The judge raised his hairy eyebrows. Thomas had done his research. The judge was a family man, had several grandchildren, had spent four years as a defensive lineman with the Green Bay Packers, then two with the Oakland Raiders before a serious knee injury ended his career and led him back to school where he picked up a law degree and eventually landed on the bench. Thomas thought Vaughan might be predisposed to favor Holder due to their similar pasts. But the judge clearly tried to avoid looking at the dead man.

"Ms. Wyndam-Smyth," Vaughan said, "continue."

"Let me be blunt, Your Honor, these are children we are talking about, and that—" again she gestured with a manicured nail. "That is a well-dressed corpse, a ghoul, a desiccated, stinking, no… reeking-to-high-heaven… ghoul. Children should not be exposed to that. These children—"

"Excuse me," Thomas cut in. "I'd prefer you address my client as Mr. Holder or the children's father, and that you stop the verbal bullying."

"Yes. Casting disparaging comments is editorializing and unacceptable in my courtroom, Ms. Wyndam-Smyth," the judge said. "And, I'd thought, beneath you."

Score. Thomas barely managed to keep the smile off his face.

A hissing breath escaped from Ms. Wyndam-Smyth's coral-painted lips. Thomas noted that, ever the professional, she kept her voice even. She was good, but she was far from the firm's best, meaning that while the partners had thought this case important enough to assign one of their rising stars, they had either considered it a sure-win that did not require the finesse of a senior attorney, or more likely believed the matter would be outright dismissed. There was little in the California laws that pertained to rights for the undead, and therefore dismissal had been a possibility.

"My apologies, Your Honor." Wyndam-Smyth nodded toward Thomas's table. "Mr.
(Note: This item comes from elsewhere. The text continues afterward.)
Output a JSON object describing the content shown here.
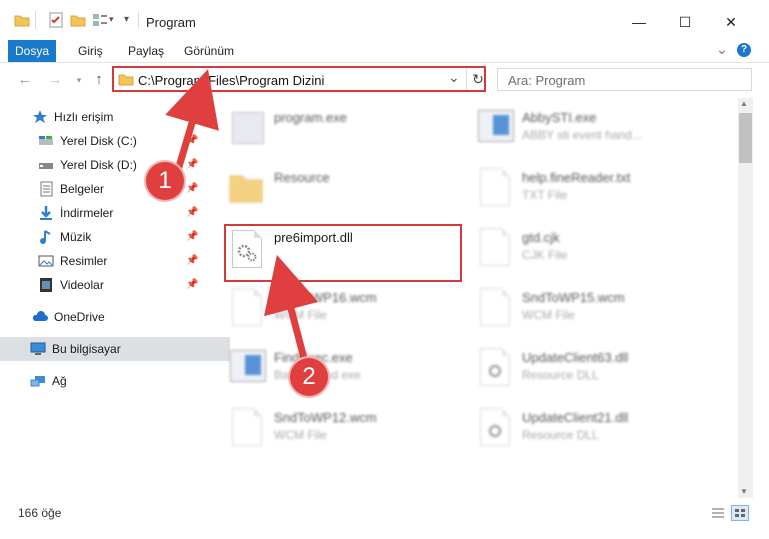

Holder is clearly dead, and we contend that if the children were forced to spend time with him, they could be damaged emotionally and physically. Studies show that people can be traumatized by associating with the dead."
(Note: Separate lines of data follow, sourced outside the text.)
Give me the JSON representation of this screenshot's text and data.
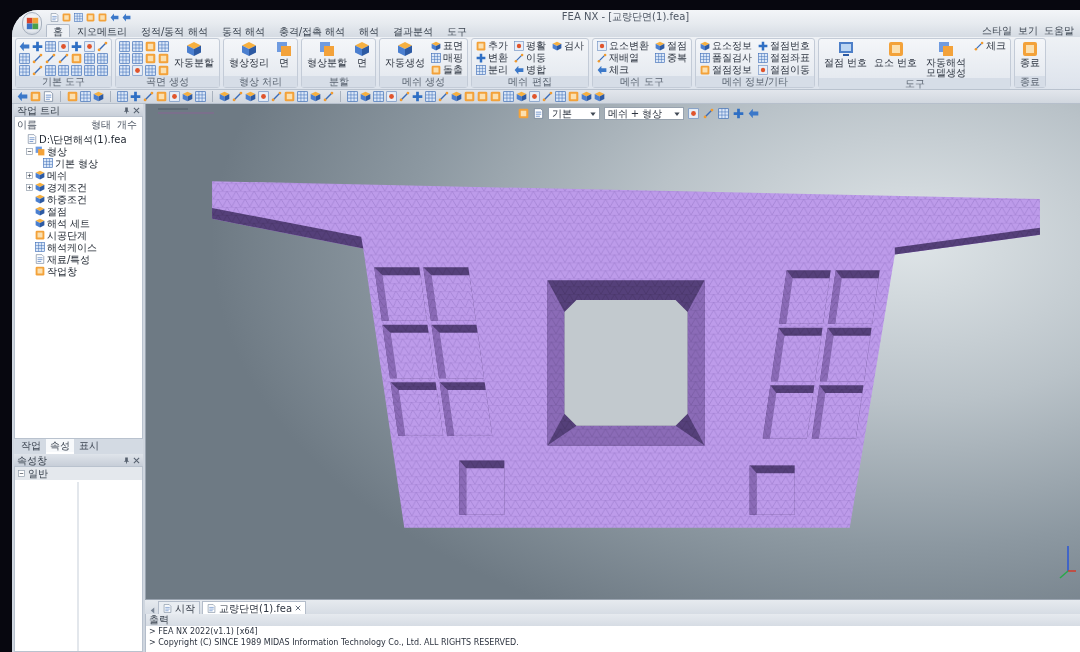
{
  "window": {
    "title": "FEA NX - [교량단면(1).fea]"
  },
  "ribbon": {
    "tabs": [
      {
        "label": "홈",
        "selected": true
      },
      {
        "label": "지오메트리",
        "selected": false
      },
      {
        "label": "정적/동적 해석",
        "selected": false
      },
      {
        "label": "동적 해석",
        "selected": false
      },
      {
        "label": "충격/접촉 해석",
        "selected": false
      },
      {
        "label": "해석",
        "selected": false
      },
      {
        "label": "결과분석",
        "selected": false
      },
      {
        "label": "도구",
        "selected": false
      }
    ],
    "menu": [
      "스타일",
      "보기",
      "도움말"
    ],
    "groups": [
      {
        "label": "기본 도구",
        "buttons": [
          {
            "kind": "tool_grid"
          }
        ]
      },
      {
        "label": "곡면 생성",
        "buttons": [
          {
            "kind": "tool_grid"
          },
          {
            "kind": "large",
            "label": "자동분할"
          }
        ]
      },
      {
        "label": "형상 처리",
        "buttons": [
          {
            "kind": "large",
            "label": "형상정리"
          },
          {
            "kind": "large",
            "label": "면"
          }
        ]
      },
      {
        "label": "분할",
        "buttons": [
          {
            "kind": "large",
            "label": "형상분할"
          },
          {
            "kind": "large",
            "label": "면"
          }
        ]
      },
      {
        "label": "메쉬 생성",
        "buttons": [
          {
            "kind": "large",
            "label": "자동생성"
          },
          {
            "kind": "small",
            "label": "표면"
          },
          {
            "kind": "small",
            "label": "매핑"
          },
          {
            "kind": "small",
            "label": "돌출"
          }
        ]
      },
      {
        "label": "메쉬 편집",
        "buttons": [
          {
            "kind": "small",
            "label": "추가"
          },
          {
            "kind": "small",
            "label": "변환"
          },
          {
            "kind": "small",
            "label": "분리"
          },
          {
            "kind": "small",
            "label": "평활"
          },
          {
            "kind": "small",
            "label": "이동"
          },
          {
            "kind": "small",
            "label": "병합"
          },
          {
            "kind": "small",
            "label": "검사"
          }
        ]
      },
      {
        "label": "메쉬 도구",
        "buttons": [
          {
            "kind": "small",
            "label": "요소변환"
          },
          {
            "kind": "small",
            "label": "재배열"
          },
          {
            "kind": "small",
            "label": "체크"
          },
          {
            "kind": "small",
            "label": "절점"
          },
          {
            "kind": "small",
            "label": "중복"
          }
        ]
      },
      {
        "label": "메쉬 정보/기타",
        "buttons": [
          {
            "kind": "small",
            "label": "요소정보"
          },
          {
            "kind": "small",
            "label": "품질검사"
          },
          {
            "kind": "small",
            "label": "절점정보"
          },
          {
            "kind": "small",
            "label": "절점번호"
          },
          {
            "kind": "small",
            "label": "절점좌표"
          },
          {
            "kind": "small",
            "label": "절점이동"
          }
        ]
      },
      {
        "label": "도구",
        "buttons": [
          {
            "kind": "large",
            "label": "절점 번호"
          },
          {
            "kind": "large",
            "label": "요소 번호"
          },
          {
            "kind": "large",
            "label": "자동해석 모델생성"
          },
          {
            "kind": "small",
            "label": "체크"
          }
        ]
      },
      {
        "label": "종료",
        "buttons": [
          {
            "kind": "large",
            "label": "종료"
          }
        ]
      }
    ]
  },
  "tree_panel": {
    "title": "작업 트리",
    "columns": [
      "이름",
      "형태",
      "개수"
    ],
    "root": {
      "label": "D:\\단면해석(1).fea",
      "children": [
        {
          "label": "형상",
          "expanded": true,
          "children": [
            {
              "label": "기본 형상"
            }
          ]
        },
        {
          "label": "메쉬",
          "expanded": false
        },
        {
          "label": "경계조건",
          "expanded": false
        },
        {
          "label": "하중조건"
        },
        {
          "label": "절점"
        },
        {
          "label": "해석 세트"
        },
        {
          "label": "시공단계"
        },
        {
          "label": "해석케이스"
        },
        {
          "label": "재료/특성"
        },
        {
          "label": "작업창"
        }
      ]
    },
    "tabs": [
      {
        "label": "작업",
        "selected": false
      },
      {
        "label": "속성",
        "selected": true
      },
      {
        "label": "표시",
        "selected": false
      }
    ]
  },
  "property_panel": {
    "title": "속성창",
    "category": {
      "label": "일반",
      "expanded": true
    }
  },
  "viewport": {
    "dropdowns": [
      "기본",
      "메쉬 + 형상"
    ]
  },
  "document_tabs": [
    {
      "label": "시작",
      "selected": false
    },
    {
      "label": "교량단면(1).fea",
      "selected": true
    }
  ],
  "output_panel": {
    "title": "출력",
    "lines": [
      "> FEA NX 2022(v1.1) [x64]",
      "> Copyright (C) SINCE 1989 MIDAS Information Technology Co., Ltd. ALL RIGHTS RESERVED."
    ]
  }
}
The judge looked to Thomas for rebuttal, again avoiding eye contact with Holder.

"That's simple and ugly prejudice." Thomas was almost too quick to provide a counter, but he railed against discrimination, especially against OTs. He'd been championing OT causes ever since college when he had a vampire roommate. "Other studies—though admittedly few have been done on the matter—show that association with undead such as Mr. Holder is no more psychologically damaging than association with certain types of living individuals. In fact, one study suggests a positive response because—"

"I also said 'physically.' We contend that the children would face serious bodily harm—if not death—were they to spend time with their father."

Thomas realized he had scored another point. Wyndam-Smyth had just referred to the ghoul as the children's father. Evelyn realized it too; she gently nudged his foot with her own and quickly wrote on a legal pad.

Wyndam-Smyth stood and smoothed at her skirt. "Ghouls eat flesh, your honor; that is a fact. The children would most certainly be in jeopardy. That is why my client has rebuffed her former husband's every attempt to contact them. Marilee Cobb does not want her children devoured." Wyndam-Smyth held up a photograph of a young boy and girl dressed in school uniforms. "Handing Gabrielle and Caleb over to their father could be tantamount to handing them a death sentence."